Accessoires der Zukunft: Schmuck aus dem 3D-Drucker

Accessoires der Zukunft: Schmuck aus dem 3D-Drucker
Model Ann-Kathrin Brömmel hat in Zusammenarbeit mit Stilnest ihre eigene Schmuckkollektion entworfen © Hellen Pass

Man sieht es den Schmuckstücken nicht an, aber hinter ihnen steckt eine Menge Hightech.

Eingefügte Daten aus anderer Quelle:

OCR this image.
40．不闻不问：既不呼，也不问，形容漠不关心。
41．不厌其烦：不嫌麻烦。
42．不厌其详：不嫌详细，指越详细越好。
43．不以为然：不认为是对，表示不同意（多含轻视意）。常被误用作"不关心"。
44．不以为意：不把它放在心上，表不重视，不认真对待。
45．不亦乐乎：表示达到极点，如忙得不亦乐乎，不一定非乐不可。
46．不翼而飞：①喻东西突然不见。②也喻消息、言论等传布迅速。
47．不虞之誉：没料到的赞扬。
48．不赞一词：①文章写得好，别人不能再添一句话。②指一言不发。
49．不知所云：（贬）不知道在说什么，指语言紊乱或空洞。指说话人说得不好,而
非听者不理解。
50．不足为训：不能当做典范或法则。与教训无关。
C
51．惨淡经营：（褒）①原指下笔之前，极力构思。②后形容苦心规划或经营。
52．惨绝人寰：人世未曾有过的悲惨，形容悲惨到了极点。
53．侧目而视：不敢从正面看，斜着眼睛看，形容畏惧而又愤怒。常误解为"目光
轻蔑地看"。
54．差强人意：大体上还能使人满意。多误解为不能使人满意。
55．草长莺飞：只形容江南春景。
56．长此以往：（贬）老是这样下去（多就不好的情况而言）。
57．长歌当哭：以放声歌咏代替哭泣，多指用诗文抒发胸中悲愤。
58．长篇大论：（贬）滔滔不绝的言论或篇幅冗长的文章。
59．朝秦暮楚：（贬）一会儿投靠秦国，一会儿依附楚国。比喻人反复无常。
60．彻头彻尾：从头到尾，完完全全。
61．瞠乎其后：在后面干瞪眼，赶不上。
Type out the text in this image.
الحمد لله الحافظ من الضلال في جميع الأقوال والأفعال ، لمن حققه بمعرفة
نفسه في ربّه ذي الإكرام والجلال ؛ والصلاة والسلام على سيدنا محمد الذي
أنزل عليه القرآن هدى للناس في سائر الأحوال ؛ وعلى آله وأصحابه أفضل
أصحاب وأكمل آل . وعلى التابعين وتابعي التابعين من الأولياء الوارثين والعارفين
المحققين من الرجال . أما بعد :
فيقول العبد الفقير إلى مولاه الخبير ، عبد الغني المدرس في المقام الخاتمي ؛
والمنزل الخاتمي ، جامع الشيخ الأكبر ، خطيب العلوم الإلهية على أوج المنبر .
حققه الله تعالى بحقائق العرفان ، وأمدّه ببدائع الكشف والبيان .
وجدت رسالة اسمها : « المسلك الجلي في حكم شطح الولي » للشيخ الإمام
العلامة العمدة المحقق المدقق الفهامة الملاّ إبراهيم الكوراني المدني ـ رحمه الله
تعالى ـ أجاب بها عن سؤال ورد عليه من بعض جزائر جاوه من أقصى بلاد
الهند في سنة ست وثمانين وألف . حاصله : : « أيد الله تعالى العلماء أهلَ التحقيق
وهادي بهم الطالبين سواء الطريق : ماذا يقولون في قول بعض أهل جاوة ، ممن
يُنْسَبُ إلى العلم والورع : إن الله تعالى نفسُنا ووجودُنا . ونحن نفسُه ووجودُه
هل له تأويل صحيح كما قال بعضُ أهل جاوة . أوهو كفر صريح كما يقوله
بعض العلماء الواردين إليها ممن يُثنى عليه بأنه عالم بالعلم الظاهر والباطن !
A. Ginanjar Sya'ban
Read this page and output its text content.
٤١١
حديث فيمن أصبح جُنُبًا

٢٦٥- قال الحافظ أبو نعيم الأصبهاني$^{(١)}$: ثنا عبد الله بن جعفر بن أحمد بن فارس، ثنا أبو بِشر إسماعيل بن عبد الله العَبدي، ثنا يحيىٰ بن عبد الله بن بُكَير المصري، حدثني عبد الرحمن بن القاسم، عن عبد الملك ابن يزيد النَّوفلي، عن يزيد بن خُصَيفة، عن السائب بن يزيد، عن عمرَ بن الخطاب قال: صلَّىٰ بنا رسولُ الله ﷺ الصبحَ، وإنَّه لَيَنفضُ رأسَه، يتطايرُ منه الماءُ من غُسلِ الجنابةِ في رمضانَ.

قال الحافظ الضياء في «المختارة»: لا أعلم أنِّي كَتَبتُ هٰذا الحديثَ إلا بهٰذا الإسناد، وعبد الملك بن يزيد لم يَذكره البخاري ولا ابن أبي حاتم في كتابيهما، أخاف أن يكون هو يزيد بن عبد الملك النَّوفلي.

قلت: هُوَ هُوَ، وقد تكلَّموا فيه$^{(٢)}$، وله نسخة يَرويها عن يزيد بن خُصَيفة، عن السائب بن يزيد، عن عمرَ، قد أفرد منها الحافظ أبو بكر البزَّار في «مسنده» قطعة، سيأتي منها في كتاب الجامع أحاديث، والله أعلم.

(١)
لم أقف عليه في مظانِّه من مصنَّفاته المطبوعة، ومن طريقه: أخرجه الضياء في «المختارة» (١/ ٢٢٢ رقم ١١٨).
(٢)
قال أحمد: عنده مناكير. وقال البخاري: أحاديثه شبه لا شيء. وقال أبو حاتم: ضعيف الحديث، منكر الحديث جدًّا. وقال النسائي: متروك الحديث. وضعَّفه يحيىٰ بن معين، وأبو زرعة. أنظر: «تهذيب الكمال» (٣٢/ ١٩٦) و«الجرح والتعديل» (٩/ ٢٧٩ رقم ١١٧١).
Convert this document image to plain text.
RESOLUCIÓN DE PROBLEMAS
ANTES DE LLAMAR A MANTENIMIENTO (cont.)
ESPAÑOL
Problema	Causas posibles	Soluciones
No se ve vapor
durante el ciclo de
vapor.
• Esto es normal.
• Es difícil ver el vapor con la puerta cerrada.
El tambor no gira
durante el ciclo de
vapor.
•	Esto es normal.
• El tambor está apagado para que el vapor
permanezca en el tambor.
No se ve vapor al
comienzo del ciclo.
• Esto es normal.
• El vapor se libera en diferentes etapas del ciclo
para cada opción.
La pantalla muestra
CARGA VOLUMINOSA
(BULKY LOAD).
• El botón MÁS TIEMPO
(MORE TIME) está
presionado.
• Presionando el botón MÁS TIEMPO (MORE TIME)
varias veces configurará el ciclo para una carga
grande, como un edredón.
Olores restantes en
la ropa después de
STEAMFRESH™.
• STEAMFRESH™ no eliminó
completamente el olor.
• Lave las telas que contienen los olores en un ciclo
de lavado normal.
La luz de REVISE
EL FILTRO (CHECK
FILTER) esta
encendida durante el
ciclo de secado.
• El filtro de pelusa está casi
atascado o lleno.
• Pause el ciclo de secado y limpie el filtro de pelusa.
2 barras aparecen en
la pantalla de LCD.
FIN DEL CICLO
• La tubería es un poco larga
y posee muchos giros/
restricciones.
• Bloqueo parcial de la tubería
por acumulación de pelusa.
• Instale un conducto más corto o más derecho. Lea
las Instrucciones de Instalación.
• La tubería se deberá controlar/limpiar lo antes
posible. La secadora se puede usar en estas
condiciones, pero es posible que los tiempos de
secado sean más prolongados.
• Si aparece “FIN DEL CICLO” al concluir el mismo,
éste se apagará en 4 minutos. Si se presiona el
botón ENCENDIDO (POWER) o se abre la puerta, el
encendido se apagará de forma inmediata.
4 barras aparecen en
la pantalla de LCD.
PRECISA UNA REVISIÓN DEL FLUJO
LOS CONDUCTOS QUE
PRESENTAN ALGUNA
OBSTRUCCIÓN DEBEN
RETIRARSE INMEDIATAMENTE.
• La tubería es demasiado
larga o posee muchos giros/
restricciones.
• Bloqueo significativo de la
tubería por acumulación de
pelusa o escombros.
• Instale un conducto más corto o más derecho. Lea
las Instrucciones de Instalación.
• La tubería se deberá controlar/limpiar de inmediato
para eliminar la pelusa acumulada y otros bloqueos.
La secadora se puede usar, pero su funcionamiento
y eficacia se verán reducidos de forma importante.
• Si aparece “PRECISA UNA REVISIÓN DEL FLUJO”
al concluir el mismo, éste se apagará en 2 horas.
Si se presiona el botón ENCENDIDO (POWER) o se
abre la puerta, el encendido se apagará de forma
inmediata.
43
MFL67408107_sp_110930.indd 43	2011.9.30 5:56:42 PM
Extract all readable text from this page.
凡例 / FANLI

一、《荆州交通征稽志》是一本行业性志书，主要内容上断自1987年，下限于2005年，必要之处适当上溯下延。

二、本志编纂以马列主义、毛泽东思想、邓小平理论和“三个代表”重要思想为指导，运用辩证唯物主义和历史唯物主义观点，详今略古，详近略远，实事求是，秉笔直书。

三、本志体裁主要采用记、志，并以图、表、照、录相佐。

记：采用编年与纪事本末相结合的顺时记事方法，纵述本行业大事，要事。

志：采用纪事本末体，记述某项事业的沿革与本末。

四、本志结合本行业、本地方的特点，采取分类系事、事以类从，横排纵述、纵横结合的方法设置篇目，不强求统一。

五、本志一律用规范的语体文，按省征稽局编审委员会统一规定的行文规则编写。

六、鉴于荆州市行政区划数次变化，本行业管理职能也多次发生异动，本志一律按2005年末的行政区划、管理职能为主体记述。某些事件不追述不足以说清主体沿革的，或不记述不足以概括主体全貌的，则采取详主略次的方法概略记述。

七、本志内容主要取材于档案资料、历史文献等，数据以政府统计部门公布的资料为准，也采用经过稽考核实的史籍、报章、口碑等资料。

Denn anstatt konventionell mit Maschinen oder per Hand, werden die Ringe, Ketten und Armbänder von Stilnest mit dem 3D-Drucker gefertigt. Klingt ausgefallen, doch die Accessoires des Start-Ups überzeugen: nicht nur das Design ist modern und einzigartig, auch die Qualität kann sich sehen lassen.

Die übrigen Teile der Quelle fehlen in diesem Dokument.